Deuxièmement, investir dans la redondance technique, réseaux fixes, satellites, boucles de secours via fibre optique, pour contourner les restrictions opérées au niveau des points d’agrégation ou des fournisseurs d’accès. Enfin, renforcer la communication institutionnelle. Les entreprises, les banques et les citoyens doivent être informés, rassurés et orientés vers des solutions alternatives fiables.

Pourquoi est-ce important ?

L’affaire de la coupure internet au Togo révèle un enjeu crucial : la digitalisation n’est durable que si la connectivité est protégée et civilement régulée. Pour l’Afrique de l’Ouest, cela signifie qu’un cahier des charges robustes devra accompagner les investissements dans les réseaux et les services numériques.

Les banques et fintech, moteurs d'inclusion, doivent revendiquer des garanties publiques. Le Togo Digital Acceleration Project et les priorités de l’UA autour des infrastructures digitales, zone de marché unique numérique, concertation régionale, stimulation de l'entrepreneuriat, en dépendent. Ce blackout, s’il persiste, menace d’éroder une dynamique positive portée par la Banque mondiale, les agences internationales et les partenaires publics.

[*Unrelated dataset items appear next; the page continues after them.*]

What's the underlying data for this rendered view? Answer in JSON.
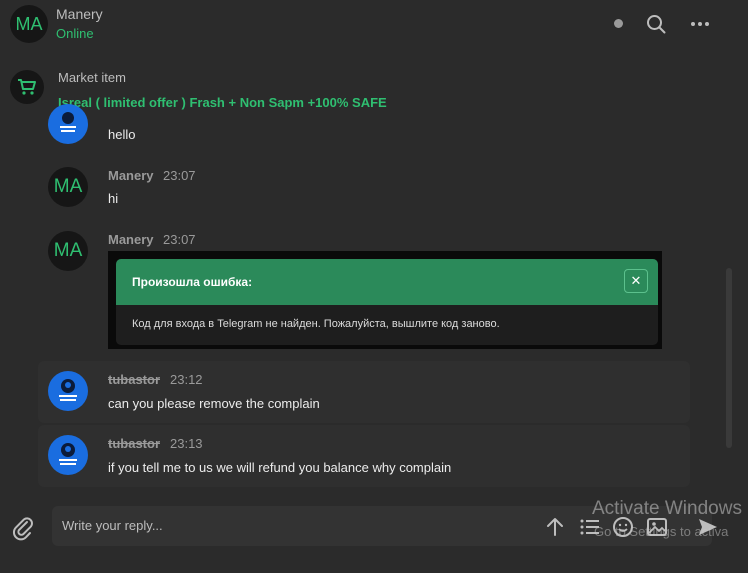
{
  "header": {
    "avatar_initials": "MA",
    "name": "Manery",
    "status": "Online"
  },
  "market": {
    "label": "Market item",
    "title": "Isreal ( limited offer ) Frash + Non Sapm +100% SAFE"
  },
  "messages": [
    {
      "text": "hello"
    },
    {
      "avatar": "MA",
      "author": "Manery",
      "time": "23:07",
      "text": "hi"
    },
    {
      "avatar": "MA",
      "author": "Manery",
      "time": "23:07",
      "attachment": {
        "title": "Произошла ошибка:",
        "body": "Код для входа в Telegram не найден. Пожалуйста, вышлите код заново.",
        "close": "✕"
      }
    },
    {
      "author": "tubastor",
      "time": "23:12",
      "text": "can you please remove the complain"
    },
    {
      "author": "tubastor",
      "time": "23:13",
      "text": "if you tell me to us we will refund you balance why complain"
    }
  ],
  "composer": {
    "placeholder": "Write your reply..."
  },
  "watermark": {
    "line1": "Activate Windows",
    "line2": "Go to Settings to activa"
  },
  "colors": {
    "accent": "#2fbf71",
    "background": "#2b2b2b",
    "error_header": "#2b8a5a",
    "avatar_blue": "#1a6de0"
  }
}
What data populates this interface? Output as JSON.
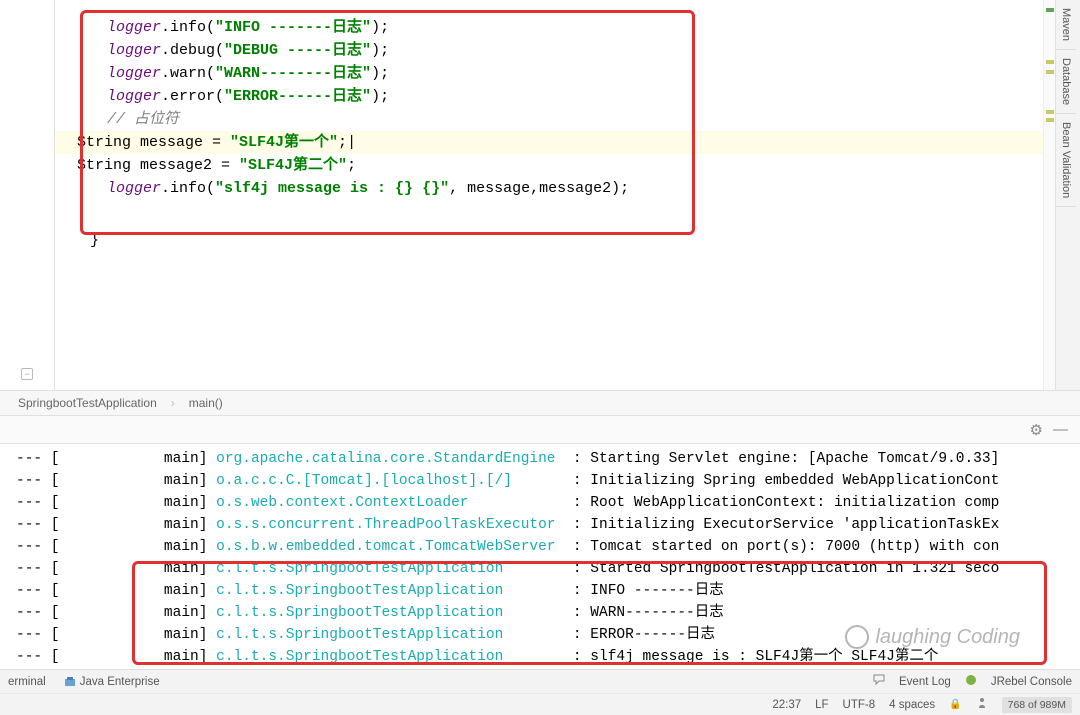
{
  "editor": {
    "lines": [
      {
        "obj": "logger",
        "method": ".info(",
        "str": "\"INFO -------日志\"",
        "tail": ");"
      },
      {
        "obj": "logger",
        "method": ".debug(",
        "str": "\"DEBUG -----日志\"",
        "tail": ");"
      },
      {
        "obj": "logger",
        "method": ".warn(",
        "str": "\"WARN--------日志\"",
        "tail": ");"
      },
      {
        "obj": "logger",
        "method": ".error(",
        "str": "\"ERROR------日志\"",
        "tail": ");"
      }
    ],
    "comment": "// 占位符",
    "decl1_type": "String ",
    "decl1_name": "message = ",
    "decl1_val": "\"SLF4J第一个\"",
    "decl1_tail": ";",
    "decl1_cursor": "|",
    "decl2_type": "String ",
    "decl2_name": "message2 = ",
    "decl2_val": "\"SLF4J第二个\"",
    "decl2_tail": ";",
    "last_obj": "logger",
    "last_method": ".info(",
    "last_str": "\"slf4j message is : {} {}\"",
    "last_args": ", message,message2);",
    "closing": "}"
  },
  "breadcrumb": {
    "class": "SpringbootTestApplication",
    "sep": "›",
    "method": "main()"
  },
  "right_tools": [
    "Maven",
    "Database",
    "Bean Validation"
  ],
  "console_rows": [
    {
      "p": "--- [            main] ",
      "c": "org.apache.catalina.core.StandardEngine ",
      "m": " : Starting Servlet engine: [Apache Tomcat/9.0.33]"
    },
    {
      "p": "--- [            main] ",
      "c": "o.a.c.c.C.[Tomcat].[localhost].[/]      ",
      "m": " : Initializing Spring embedded WebApplicationCont"
    },
    {
      "p": "--- [            main] ",
      "c": "o.s.web.context.ContextLoader           ",
      "m": " : Root WebApplicationContext: initialization comp"
    },
    {
      "p": "--- [            main] ",
      "c": "o.s.s.concurrent.ThreadPoolTaskExecutor ",
      "m": " : Initializing ExecutorService 'applicationTaskEx"
    },
    {
      "p": "--- [            main] ",
      "c": "o.s.b.w.embedded.tomcat.TomcatWebServer ",
      "m": " : Tomcat started on port(s): 7000 (http) with con"
    },
    {
      "p": "--- [            main] ",
      "c": "c.l.t.s.SpringbootTestApplication       ",
      "m": " : Started SpringbootTestApplication in 1.321 seco"
    },
    {
      "p": "--- [            main] ",
      "c": "c.l.t.s.SpringbootTestApplication       ",
      "m": " : INFO -------日志"
    },
    {
      "p": "--- [            main] ",
      "c": "c.l.t.s.SpringbootTestApplication       ",
      "m": " : WARN--------日志"
    },
    {
      "p": "--- [            main] ",
      "c": "c.l.t.s.SpringbootTestApplication       ",
      "m": " : ERROR------日志"
    },
    {
      "p": "--- [            main] ",
      "c": "c.l.t.s.SpringbootTestApplication       ",
      "m": " : slf4j message is : SLF4J第一个 SLF4J第二个"
    }
  ],
  "bottom1": {
    "terminal": "erminal",
    "java_e": "Java Enterprise",
    "event_log": "Event Log",
    "jrebel": "JRebel Console"
  },
  "bottom2": {
    "time": "22:37",
    "lf": "LF",
    "enc": "UTF-8",
    "indent": "4 spaces",
    "mem": "768 of 989M"
  },
  "watermark": "laughing Coding"
}
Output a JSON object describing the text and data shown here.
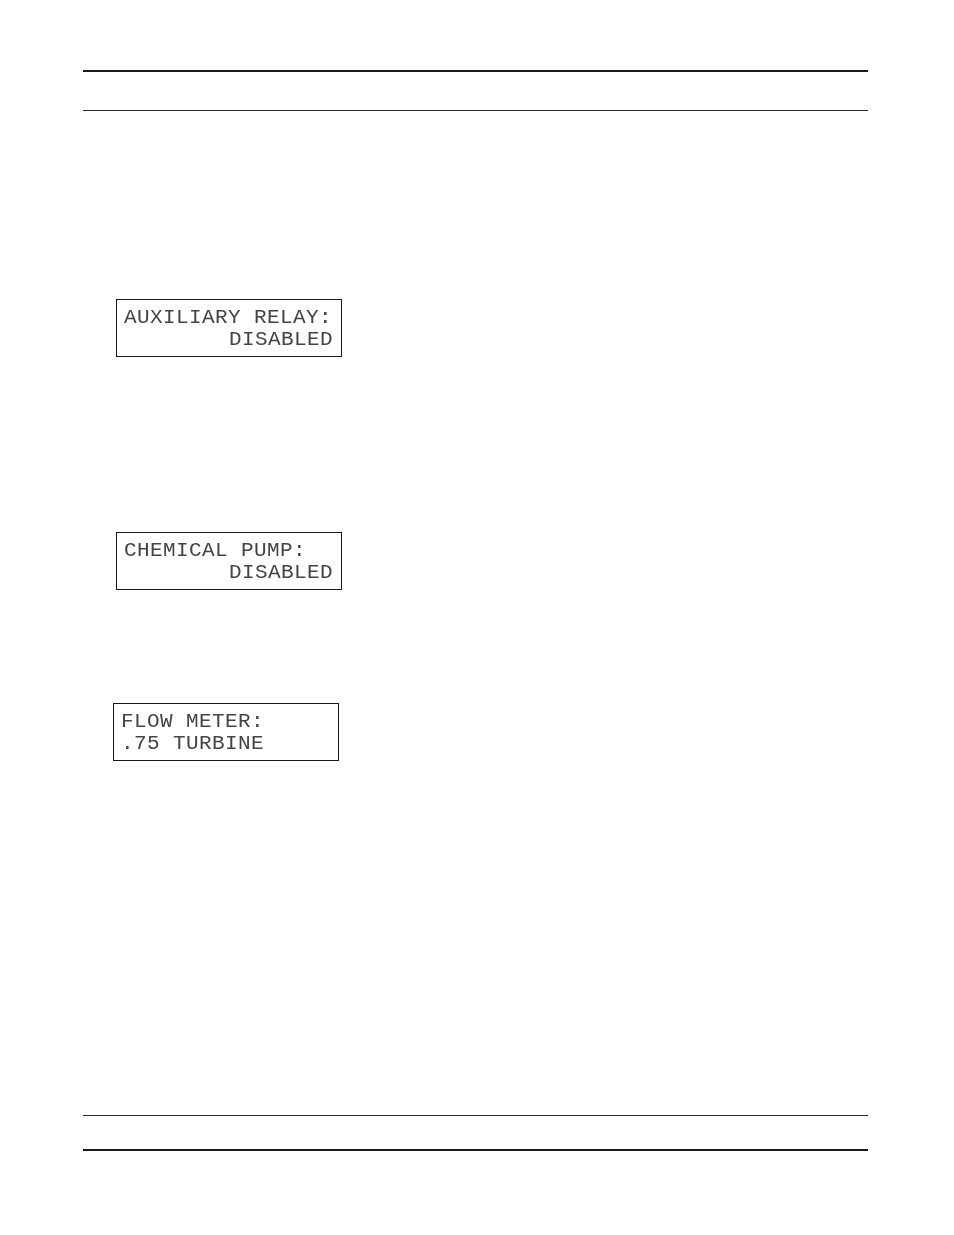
{
  "displays": [
    {
      "kind": "toggle",
      "lines": [
        "AUXILIARY RELAY:",
        "DISABLED"
      ]
    },
    {
      "kind": "toggle",
      "lines": [
        "CHEMICAL PUMP:",
        "DISABLED"
      ]
    },
    {
      "kind": "choice",
      "lines": [
        "FLOW METER:",
        ".75 TURBINE"
      ]
    }
  ]
}
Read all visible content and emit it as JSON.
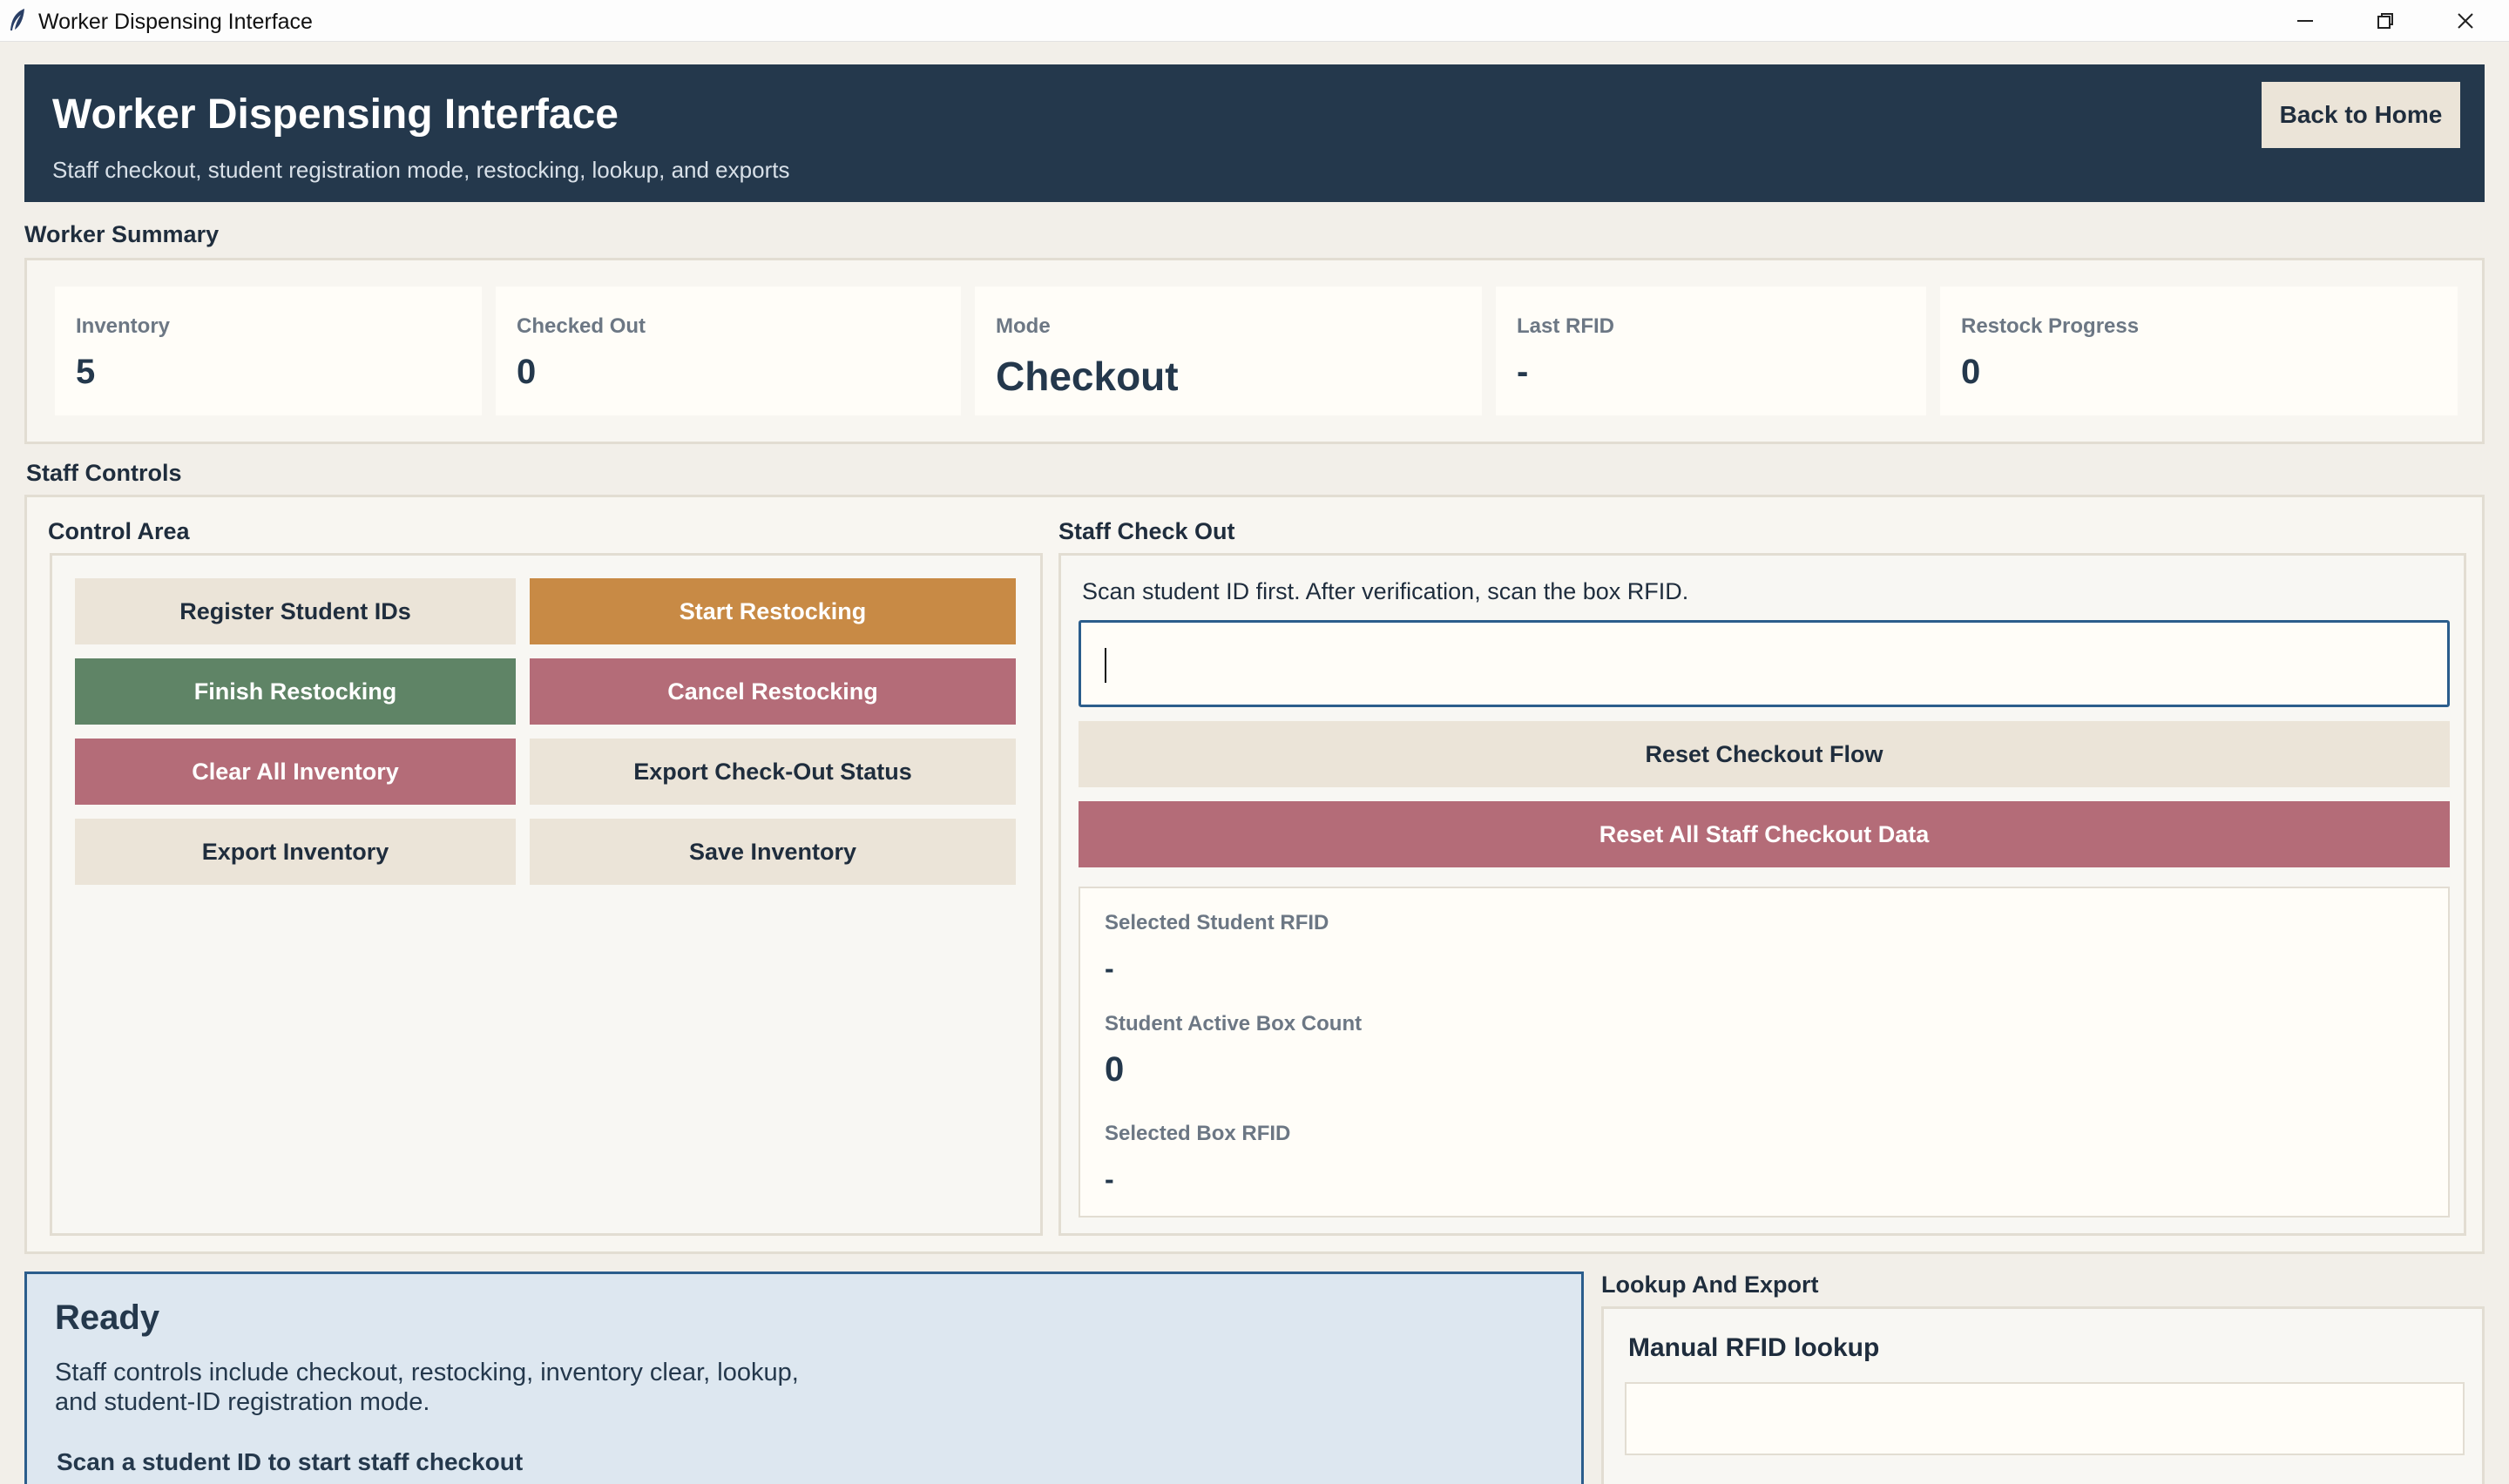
{
  "window": {
    "title": "Worker Dispensing Interface"
  },
  "header": {
    "title": "Worker Dispensing Interface",
    "subtitle": "Staff checkout, student registration mode, restocking, lookup, and exports",
    "back_button": "Back to Home"
  },
  "summary": {
    "label": "Worker Summary",
    "stats": [
      {
        "label": "Inventory",
        "value": "5"
      },
      {
        "label": "Checked Out",
        "value": "0"
      },
      {
        "label": "Mode",
        "value": "Checkout"
      },
      {
        "label": "Last RFID",
        "value": "-"
      },
      {
        "label": "Restock Progress",
        "value": "0"
      }
    ]
  },
  "staff_controls": {
    "label": "Staff Controls",
    "control_area": {
      "label": "Control Area",
      "buttons": [
        {
          "label": "Register Student IDs",
          "style": "neutral"
        },
        {
          "label": "Start Restocking",
          "style": "orange"
        },
        {
          "label": "Finish Restocking",
          "style": "green"
        },
        {
          "label": "Cancel Restocking",
          "style": "rose"
        },
        {
          "label": "Clear All Inventory",
          "style": "rose"
        },
        {
          "label": "Export Check-Out Status",
          "style": "neutral"
        },
        {
          "label": "Export Inventory",
          "style": "neutral"
        },
        {
          "label": "Save Inventory",
          "style": "neutral"
        }
      ]
    },
    "checkout": {
      "label": "Staff Check Out",
      "instruction": "Scan student ID first. After verification, scan the box RFID.",
      "input_value": "",
      "reset_flow_button": "Reset Checkout Flow",
      "reset_all_button": "Reset All Staff Checkout Data",
      "selected_student_rfid_label": "Selected Student RFID",
      "selected_student_rfid_value": "-",
      "active_box_count_label": "Student Active Box Count",
      "active_box_count_value": "0",
      "selected_box_rfid_label": "Selected Box RFID",
      "selected_box_rfid_value": "-"
    }
  },
  "status": {
    "title": "Ready",
    "description": "Staff controls include checkout, restocking, inventory clear, lookup, and student-ID registration mode.",
    "hint": "Scan a student ID to start staff checkout"
  },
  "lookup": {
    "label": "Lookup And Export",
    "title": "Manual RFID lookup",
    "input_value": ""
  },
  "colors": {
    "header_bg": "#24384c",
    "neutral_button": "#ebe4d8",
    "orange_button": "#c88a45",
    "green_button": "#5f8466",
    "rose_button": "#b46c78",
    "accent_border": "#2b5d8c",
    "status_bg": "#dde7f0"
  },
  "icons": {
    "app": "feather-icon",
    "minimize": "minimize-icon",
    "restore": "restore-icon",
    "close": "close-icon"
  }
}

Au-delà de la connectivité, la question touche à la confiance économique. Gouvernance, transparence, cadre légal : pour que les économies ouest‑africaines fassent le saut vers l’échelle numérique, elles doivent garantir à leurs citoyens un accès stable, sécurisé et sans verrouillage politique ni arbitraire. L'histoire récente du Togo peut servir d’avertissement et de levier pour inscrire ces protections au cœur des réformes.